Depending on the size and complexity of a website, a basic security review could take 30 minutes to an hour. Occasionally, at the end of a review I may be able to say the website is a security breach waiting to happen; and, if private information is involved, strongly suggest the website needs to be immediately taken down and remediated. One recent example was a medical office site running under a very old version of WordPress with well-documented security flaws.
More often than not, ‘tells’ from a review will give me a gut-feel for the security of the website, not an absolute certainty. Without an obvious flawed security component, like the WordPress example above, I can never say a site can actually be hacked. All of the clues taken together may indicate the site’s potential hack is a high probability, but never a certainty. Like my poker fidget ‘tell,’ my bluff may be backed up with a deceit hand, but it will cost you to find out.

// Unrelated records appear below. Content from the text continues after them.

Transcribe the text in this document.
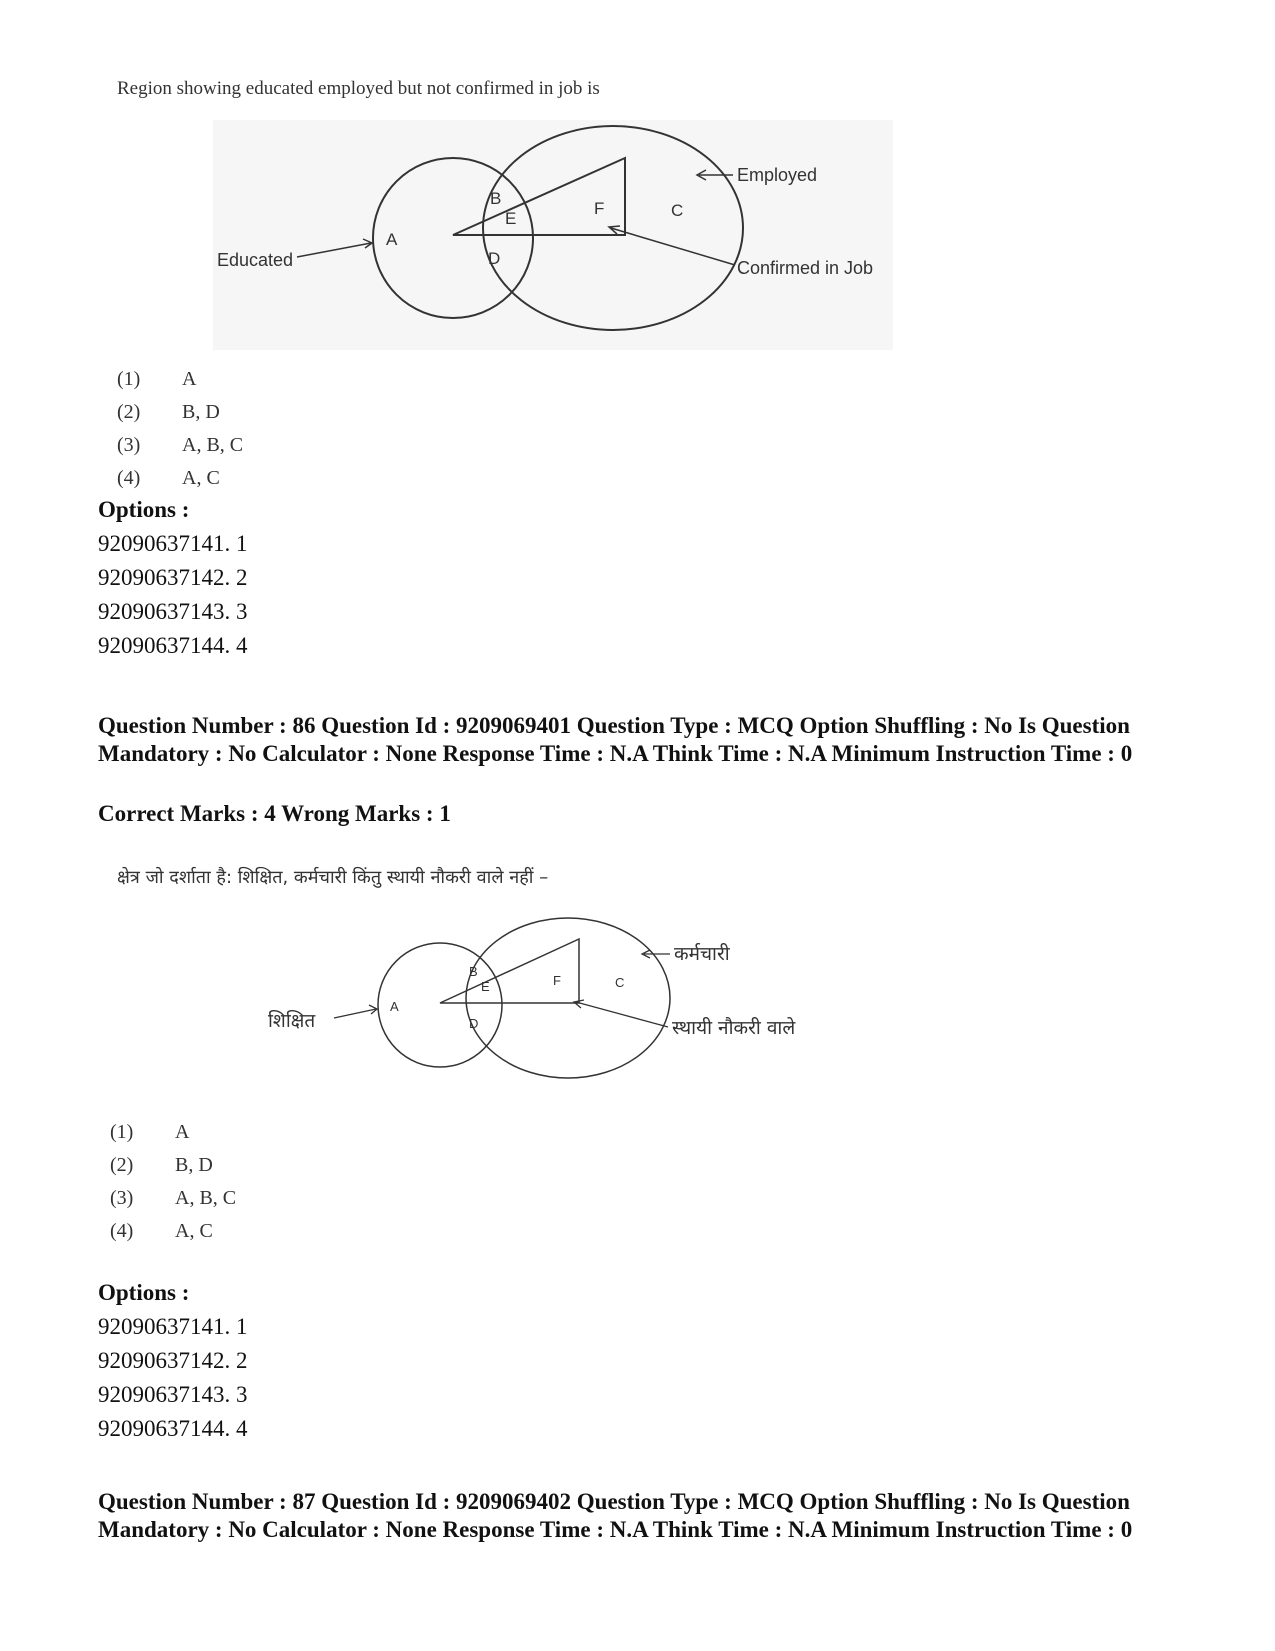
Region showing educated employed but not confirmed in job is
A
B
E
F	C
D
Employed
Educated	Confirmed in Job
(1) A
(2) B, D
(3) A, B, C
(4) A, C
Options :
92090637141. 1
92090637142. 2
92090637143. 3
92090637144. 4
Question Number : 86 Question Id : 9209069401 Question Type : MCQ Option Shuffling : No Is Question Mandatory : No Calculator : None Response Time : N.A Think Time : N.A Minimum Instruction Time : 0
Correct Marks : 4 Wrong Marks : 1
क्षेत्र जो दर्शाता है: शिक्षित, कर्मचारी किंतु स्थायी नौकरी वाले नहीं –
A
B
E	F	C
D
कर्मचारी
शिक्षित	स्थायी नौकरी वाले
(1) A
(2) B, D
(3) A, B, C
(4) A, C
Options :
92090637141. 1
92090637142. 2
92090637143. 3
92090637144. 4
Question Number : 87 Question Id : 9209069402 Question Type : MCQ Option Shuffling : No Is Question Mandatory : No Calculator : None Response Time : N.A Think Time : N.A Minimum Instruction Time : 0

Turning Gut-Feel into Certainty
The step to security certainty (or lack thereof) is far more involved than the gut-level review described above. It also requires explicit permission and cooperation from the website owner. This next step uses a web vulnerability scanner tool that simulates a full security attack on a target website. The website will be subject to every security attack method known to the security industry, sometimes taking hours or even days to complete. The resulting report will include a full listing of all actual attack possibilities – ones that can be exploited by a hacker to compromise the website. Gut-feel has moved to certainty.
If funding allows and need dictates, a manual security review and a code review might be included in the security mix. Allowing a few really smart security experts to wander your website, inside and out, is never a bad idea. The web vulnerability scanner tool I mentioned above is good, but it will never replace a human.
Getting Beyond Your Tells
Aside from the many techniques to discover the security details of your website you should have picked up on the fact that there are no secrets on the Internet. Your IT department should be able to hide some of the information I found above (i.e., versions) but you’re still an open book.
As always, your best defense is a secure website. Build it secure, apply patches and check it for security every six months.
But, don’t bother to invite me to your poker game-- I won’t come.